More on Ben Franklin's Religion

My last post discussed Benjamin Franklin's religion in relation to that of George Washington.  This post will discuss Franklin's actual belief in more detail.  As mentioned in my last post, Franklin considered himself a Deist, although he did concede that his "God," Providence, acted in his behalf at times.



Franklin found some ministers interesting, and even befriended the Great Awakening evangelist George Whitefield.  His Autobiography speaks highly of Whitefield, and on one occasion, Franklin gave all that was in his pocket to the cause of an orphanage that the evangelist planned to build in Georgia.  Franklin wrote of being somewhat turned off by a minister who plagiarized his sermons, even though he had previously supported him as the best Presbyterian minister Philadelphia had had.

However, Franklin's religion held more in common with a general set of morals than with orthodox Protestantism.  In fact, in his Autobiography, he mentioned that he rarely went to church and found that polemics against Deism actually tended to draw him to the (somewhat) newfangled belief system.  Franklin described his religious views thus in the Autobiography: "I never was without some religious principles. I never doubted, for instance, the existence of the Deity; that he made the world, and govern'd it by his Providence; that the most acceptable service of God was the doing good to man; that our souls are immortal; and that all crime will be punished, and virtue rewarded, either here or hereafter."

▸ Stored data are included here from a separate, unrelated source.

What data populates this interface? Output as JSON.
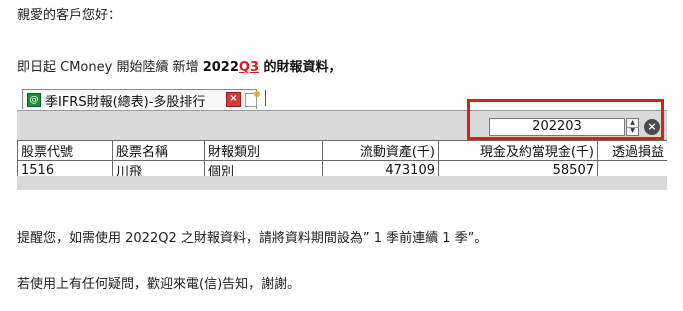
{
  "greeting": "親愛的客戶您好：",
  "intro": {
    "prefix": "即日起 CMoney 開始陸續 新增 ",
    "year": "2022",
    "quarter": "Q3",
    "suffix": " 的財報資料，"
  },
  "window": {
    "tab_label": "季IFRS財報(總表)-多股排行",
    "period_value": "202203"
  },
  "table": {
    "headers": [
      "股票代號",
      "股票名稱",
      "財報類別",
      "流動資產(千)",
      "現金及約當現金(千)",
      "透過損益"
    ],
    "rows": [
      [
        "1516",
        "川飛",
        "個別",
        "473109",
        "58507",
        ""
      ]
    ]
  },
  "reminder": "提醒您，如需使用 2022Q2 之財報資料，請將資料期間設為” 1 季前連續 1 季”。",
  "contact": "若使用上有任何疑問，歡迎來電(信)告知，謝謝。",
  "colors": {
    "highlight_border": "#e01b1b",
    "quarter_text": "#e0191b"
  }
}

While he may have considered himself religious, his own words testify against his being a Christian, except perhaps a cultural Christian.  While the idea of doing good to man is a great aspiration, according to Christian doctrine, it does not lead to salvation.  There is no discussion of Jesus Christ in this statement of religious belief, only a generic trust that a God controls the universe and that this Deity watches what humans do in order to mete out justice (with a non-Christian understanding of God's justice).  A more striking contrast to the faith of John Witherspoon would be difficult to find, except for the rare eighteenth-century atheist.